Water supplies
Algeria, a country on the northern edge of Africa, has an arid and semi-arid climate with less than 300 cubic meters of water available per capita each year. This amount is well below the U.N.’s water poverty threshold, making Algeria a severely water-scarce country. Water supplies are few and far between, and the continuous water overexploitation worsens the country’s water situation — naturally available water resources are degrading drastically and quickly.

Algiers hopes to employ high-cost technological solutions to support the growing population and maximize limited water supplies, but procuring funding will be a challenge.

A water quality monitoring system has already been established in Algeria to monitor its surface water. The system is comprised of 100 stations that cover major watercourses and dams. The country’s groundwater is also tested every three months.

Despite this, most of the water resources in Algeria remain polluted due to a lack of working wastewater treatment plants, as well as untreated industrial waste which is illegally discharged into natural water bodies.
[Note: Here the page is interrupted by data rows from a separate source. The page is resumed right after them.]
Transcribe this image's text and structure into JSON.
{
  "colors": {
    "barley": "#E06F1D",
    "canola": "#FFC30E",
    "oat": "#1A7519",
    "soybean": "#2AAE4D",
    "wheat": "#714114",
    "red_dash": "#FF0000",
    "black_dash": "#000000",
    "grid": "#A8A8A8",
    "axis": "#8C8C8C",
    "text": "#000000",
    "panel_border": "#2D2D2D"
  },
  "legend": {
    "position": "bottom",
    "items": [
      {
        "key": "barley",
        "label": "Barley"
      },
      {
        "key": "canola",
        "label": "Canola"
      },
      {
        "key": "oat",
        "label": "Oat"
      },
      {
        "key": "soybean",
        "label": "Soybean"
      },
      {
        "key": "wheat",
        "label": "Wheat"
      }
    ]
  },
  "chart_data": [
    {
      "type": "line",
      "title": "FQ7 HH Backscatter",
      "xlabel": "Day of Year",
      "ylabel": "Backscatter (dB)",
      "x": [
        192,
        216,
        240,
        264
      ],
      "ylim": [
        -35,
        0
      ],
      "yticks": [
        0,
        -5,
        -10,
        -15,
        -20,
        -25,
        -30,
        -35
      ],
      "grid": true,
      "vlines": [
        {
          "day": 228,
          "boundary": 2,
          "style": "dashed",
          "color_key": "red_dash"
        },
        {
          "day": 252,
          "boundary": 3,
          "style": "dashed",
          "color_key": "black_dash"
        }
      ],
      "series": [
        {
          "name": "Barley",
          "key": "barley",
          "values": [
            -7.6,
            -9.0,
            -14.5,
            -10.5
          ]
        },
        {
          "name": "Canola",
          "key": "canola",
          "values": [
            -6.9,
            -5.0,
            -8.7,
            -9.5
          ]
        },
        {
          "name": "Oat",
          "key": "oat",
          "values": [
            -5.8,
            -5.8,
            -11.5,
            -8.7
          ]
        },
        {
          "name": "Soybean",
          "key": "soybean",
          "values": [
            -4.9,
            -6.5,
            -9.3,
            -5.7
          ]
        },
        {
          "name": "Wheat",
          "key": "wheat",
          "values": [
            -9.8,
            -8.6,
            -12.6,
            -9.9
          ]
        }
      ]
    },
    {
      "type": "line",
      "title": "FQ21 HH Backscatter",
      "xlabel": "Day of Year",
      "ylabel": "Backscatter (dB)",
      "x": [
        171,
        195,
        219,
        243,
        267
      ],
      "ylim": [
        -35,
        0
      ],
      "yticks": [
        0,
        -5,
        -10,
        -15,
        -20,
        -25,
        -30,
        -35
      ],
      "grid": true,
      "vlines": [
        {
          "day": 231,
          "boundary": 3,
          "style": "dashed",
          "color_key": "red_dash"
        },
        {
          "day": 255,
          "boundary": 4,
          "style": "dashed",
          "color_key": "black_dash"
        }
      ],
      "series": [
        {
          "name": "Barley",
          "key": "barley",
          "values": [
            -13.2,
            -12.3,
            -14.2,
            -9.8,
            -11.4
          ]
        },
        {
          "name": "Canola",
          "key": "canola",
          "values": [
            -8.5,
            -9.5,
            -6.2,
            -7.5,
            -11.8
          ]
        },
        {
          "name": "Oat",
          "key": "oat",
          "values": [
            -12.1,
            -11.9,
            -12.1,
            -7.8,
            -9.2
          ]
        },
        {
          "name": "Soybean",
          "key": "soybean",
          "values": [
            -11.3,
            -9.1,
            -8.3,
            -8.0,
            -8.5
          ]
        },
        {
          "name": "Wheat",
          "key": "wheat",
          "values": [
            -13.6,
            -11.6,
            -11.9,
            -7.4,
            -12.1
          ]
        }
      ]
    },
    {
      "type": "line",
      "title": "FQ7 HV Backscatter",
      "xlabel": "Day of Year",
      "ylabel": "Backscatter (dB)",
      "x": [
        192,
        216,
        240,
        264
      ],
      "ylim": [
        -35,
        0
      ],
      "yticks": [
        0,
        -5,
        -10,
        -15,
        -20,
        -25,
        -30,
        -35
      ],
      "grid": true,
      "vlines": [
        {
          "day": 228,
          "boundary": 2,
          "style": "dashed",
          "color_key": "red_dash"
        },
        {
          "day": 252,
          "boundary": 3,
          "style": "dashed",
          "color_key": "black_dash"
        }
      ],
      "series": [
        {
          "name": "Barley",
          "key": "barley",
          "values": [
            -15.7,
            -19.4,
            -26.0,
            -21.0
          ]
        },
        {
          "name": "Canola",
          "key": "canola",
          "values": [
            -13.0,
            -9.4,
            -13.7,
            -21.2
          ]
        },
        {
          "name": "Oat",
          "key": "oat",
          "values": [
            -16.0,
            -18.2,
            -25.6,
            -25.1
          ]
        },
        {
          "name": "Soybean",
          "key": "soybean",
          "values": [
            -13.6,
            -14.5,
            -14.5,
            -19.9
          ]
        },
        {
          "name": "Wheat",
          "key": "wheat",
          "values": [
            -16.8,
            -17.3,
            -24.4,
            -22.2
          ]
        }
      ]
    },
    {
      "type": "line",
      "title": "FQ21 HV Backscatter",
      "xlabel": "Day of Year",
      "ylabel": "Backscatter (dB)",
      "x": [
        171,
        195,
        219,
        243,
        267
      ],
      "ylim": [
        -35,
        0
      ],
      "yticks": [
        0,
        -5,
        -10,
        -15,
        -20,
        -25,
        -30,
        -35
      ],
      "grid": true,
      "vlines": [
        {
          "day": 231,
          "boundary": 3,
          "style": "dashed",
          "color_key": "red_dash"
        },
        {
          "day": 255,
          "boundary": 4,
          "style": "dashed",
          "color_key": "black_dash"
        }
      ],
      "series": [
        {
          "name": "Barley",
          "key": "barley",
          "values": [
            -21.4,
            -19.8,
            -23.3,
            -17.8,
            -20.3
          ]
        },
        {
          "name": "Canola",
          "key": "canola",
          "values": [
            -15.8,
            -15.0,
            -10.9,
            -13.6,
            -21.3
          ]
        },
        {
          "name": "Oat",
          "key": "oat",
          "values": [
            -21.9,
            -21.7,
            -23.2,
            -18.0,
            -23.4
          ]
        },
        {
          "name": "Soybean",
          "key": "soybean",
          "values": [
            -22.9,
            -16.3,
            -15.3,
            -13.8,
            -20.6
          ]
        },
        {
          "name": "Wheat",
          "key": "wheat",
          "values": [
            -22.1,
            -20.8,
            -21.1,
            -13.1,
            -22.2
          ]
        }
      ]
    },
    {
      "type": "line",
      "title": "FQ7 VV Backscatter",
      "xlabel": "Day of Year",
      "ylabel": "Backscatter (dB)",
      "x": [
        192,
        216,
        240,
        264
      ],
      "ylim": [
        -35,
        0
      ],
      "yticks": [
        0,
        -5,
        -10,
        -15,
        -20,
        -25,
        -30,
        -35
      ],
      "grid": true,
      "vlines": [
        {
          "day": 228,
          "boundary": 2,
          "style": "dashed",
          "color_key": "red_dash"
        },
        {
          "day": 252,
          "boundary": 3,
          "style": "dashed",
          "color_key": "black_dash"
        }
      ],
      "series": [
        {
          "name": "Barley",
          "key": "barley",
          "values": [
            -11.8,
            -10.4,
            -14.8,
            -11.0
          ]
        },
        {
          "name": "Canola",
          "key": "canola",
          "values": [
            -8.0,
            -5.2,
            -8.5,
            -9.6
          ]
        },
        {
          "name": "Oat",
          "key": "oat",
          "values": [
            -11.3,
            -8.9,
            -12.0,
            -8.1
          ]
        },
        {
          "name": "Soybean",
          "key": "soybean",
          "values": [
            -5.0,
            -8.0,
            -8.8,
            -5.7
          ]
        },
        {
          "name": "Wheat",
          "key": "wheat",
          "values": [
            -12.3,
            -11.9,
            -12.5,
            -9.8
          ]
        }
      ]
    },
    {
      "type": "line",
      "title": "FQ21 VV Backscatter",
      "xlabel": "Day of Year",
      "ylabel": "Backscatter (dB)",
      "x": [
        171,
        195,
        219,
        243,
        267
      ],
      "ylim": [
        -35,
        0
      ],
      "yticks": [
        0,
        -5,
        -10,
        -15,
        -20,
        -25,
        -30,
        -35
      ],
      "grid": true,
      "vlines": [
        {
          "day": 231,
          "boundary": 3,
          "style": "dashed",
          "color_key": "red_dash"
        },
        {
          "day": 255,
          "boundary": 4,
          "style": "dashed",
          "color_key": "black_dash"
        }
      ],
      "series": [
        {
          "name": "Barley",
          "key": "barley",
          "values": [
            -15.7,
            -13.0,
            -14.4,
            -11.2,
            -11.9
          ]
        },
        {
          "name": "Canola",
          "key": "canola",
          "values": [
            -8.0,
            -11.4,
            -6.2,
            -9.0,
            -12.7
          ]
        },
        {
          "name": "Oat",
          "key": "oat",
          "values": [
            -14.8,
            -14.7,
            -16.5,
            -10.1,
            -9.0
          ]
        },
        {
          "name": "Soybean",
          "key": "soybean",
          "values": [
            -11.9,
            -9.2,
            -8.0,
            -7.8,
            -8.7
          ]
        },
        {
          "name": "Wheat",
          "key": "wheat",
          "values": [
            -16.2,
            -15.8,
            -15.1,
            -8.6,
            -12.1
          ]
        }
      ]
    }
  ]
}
This misuse of water and water treatment creates even more sanitation and health issues for the Algerian people.

Anticipated climate changes, with rising temperatures and less rain, will also impact the scarcity of water in Algeria. These factors, along with a growing population which is using more water than ever before, has put an even greater strain on the country’s water resources.

Algiers, the capital city of Algeria, has developed a water management strategy that focuses on maximizing the country’s limited water supplies through redistribution, increased water storage capacity and enhanced desalination capacity.

This plan will require mobilization of resources, restoration of existing infrastructure, institutional reforms and a large amount of funding. Investments from both the government and private institutions, as well as additional planning, will be necessary to keep Algeria’s already limited water supplies from declining even more.